Since Holdco did not calculate the capital loss when it filed its income tax return for the year of the merger, we have assumed that Holdco did not elect to avail itself of subsection 87(8) in its original return and that the merger was a foreign merger in accordance with the conditions in subsection 87(8.1). On the other hand, the amended return indicates that either Holdco elected not to avail itself of subsection 87(8) or that the taxpayer determined that the merger was not a foreign merger under subsection 87(8.1). If Holdco filed an amended return to elect not to have subsection 87(8) apply, the question is whether we will accept this election as it was made after the original return was filed and whether we will accept the amended return. In this situation, we would accept such an election and amended return since they were made either before the original return was assessed or before the end of the period for filing a notice of objection to such a notice.

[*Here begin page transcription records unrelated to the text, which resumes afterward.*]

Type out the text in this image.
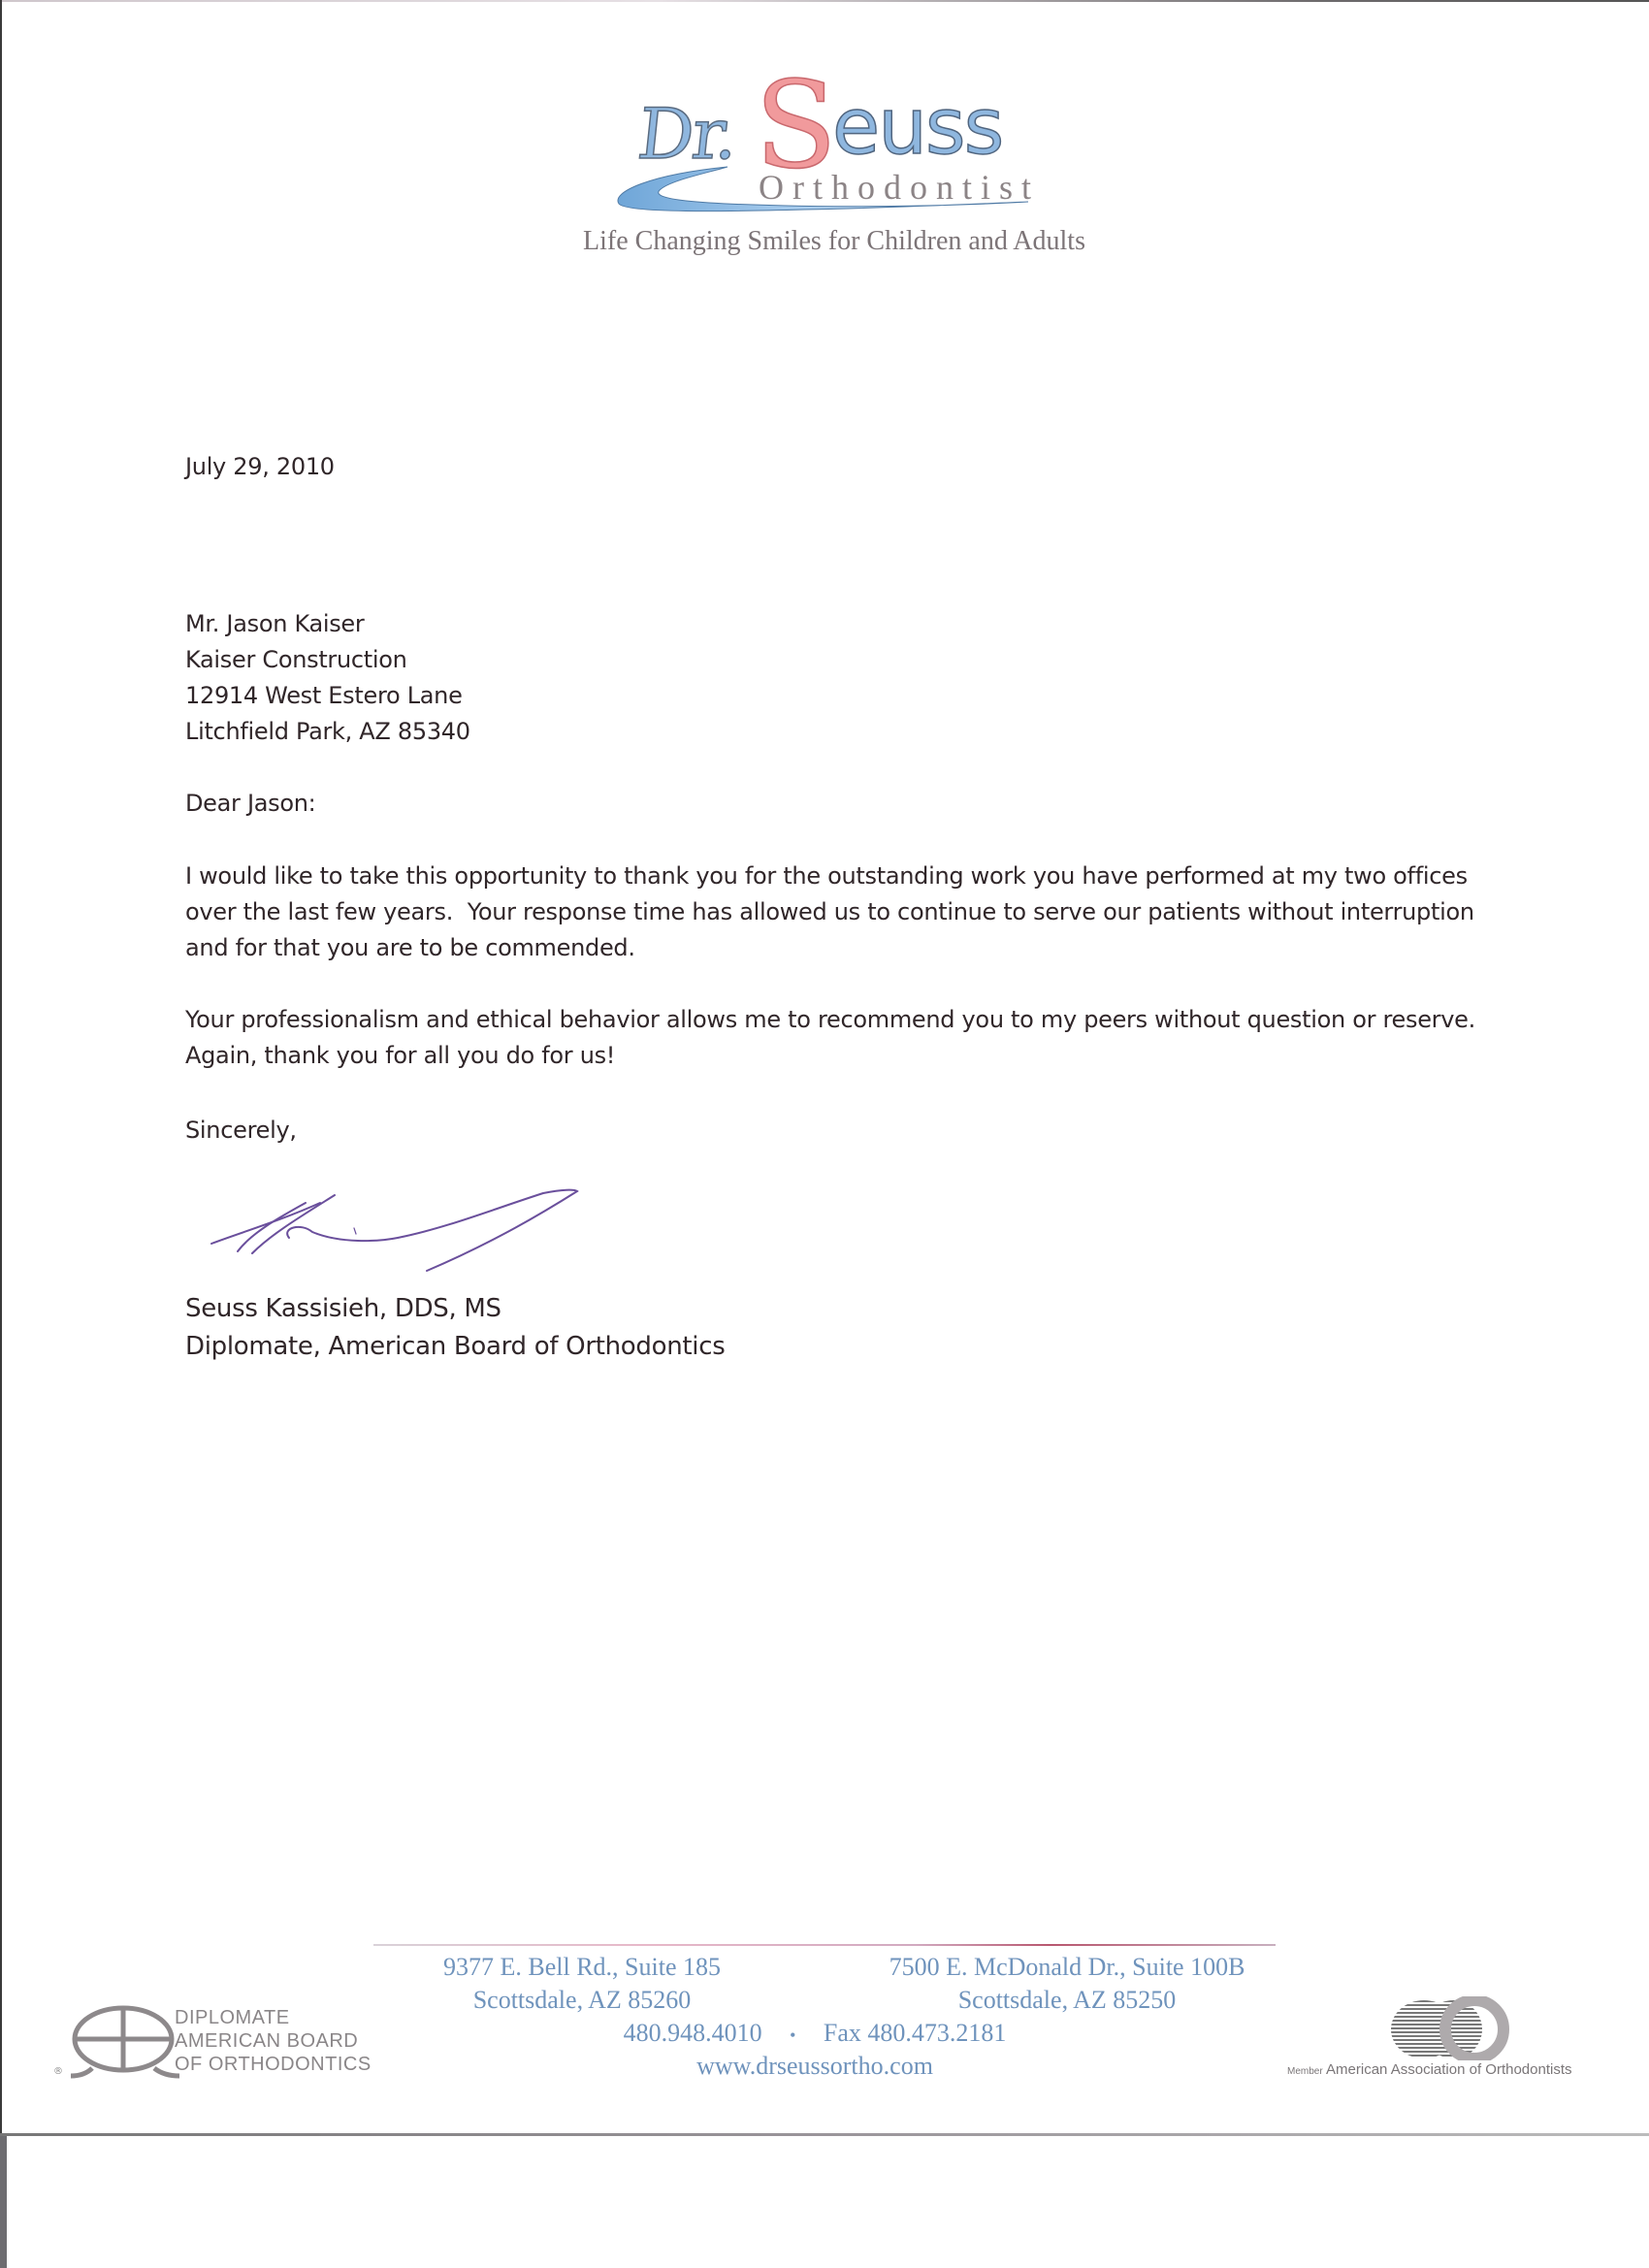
Dr. S
euss
Orthodontist
Life Changing Smiles for Children and Adults
July 29, 2010

Mr. Jason Kaiser

Kaiser Construction

12914 West Estero Lane

Litchfield Park, AZ 85340

Dear Jason:
I would like to take this opportunity to thank you for the outstanding work you have performed at my two offices over the last few years.  Your response time has allowed us to continue to serve our patients without interruption and for that you are to be commended.
Your professionalism and ethical behavior allows me to recommend you to my peers without question or reserve.   Again, thank you for all you do for us!
Sincerely,
Seuss Kassisieh, DDS, MS
Diplomate, American Board of Orthodontics
9377 E. Bell Rd., Suite 185
Scottsdale, AZ 85260
7500 E. McDonald Dr., Suite 100B
Scottsdale, AZ 85250
480.948.4010 • Fax 480.473.2181
www.drseussortho.com
®
DIPLOMATE
AMERICAN BOARD
OF ORTHODONTICS	Member American Association of Orthodontists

For your information, should your client request a copy of this memorandum, you may provide them with a severed copy using the Privacy Act criteria, which does not remove client identity, which you may request from Ms. Jackie Page at (819) 994-2898. The copy that has been severed according to the Privacy Act criteria will then be sent to you so that you can deliver it to your client.

We hope that these comments are of assistance. Should you require additional information regarding the content of this document, please do not hesitate to contact us.

Alain Godin, Manager
for the Director
International Operations and Trusts Division
Income Tax Rulings Directorate
Legislative Policy and Regulatory Affairs Branch.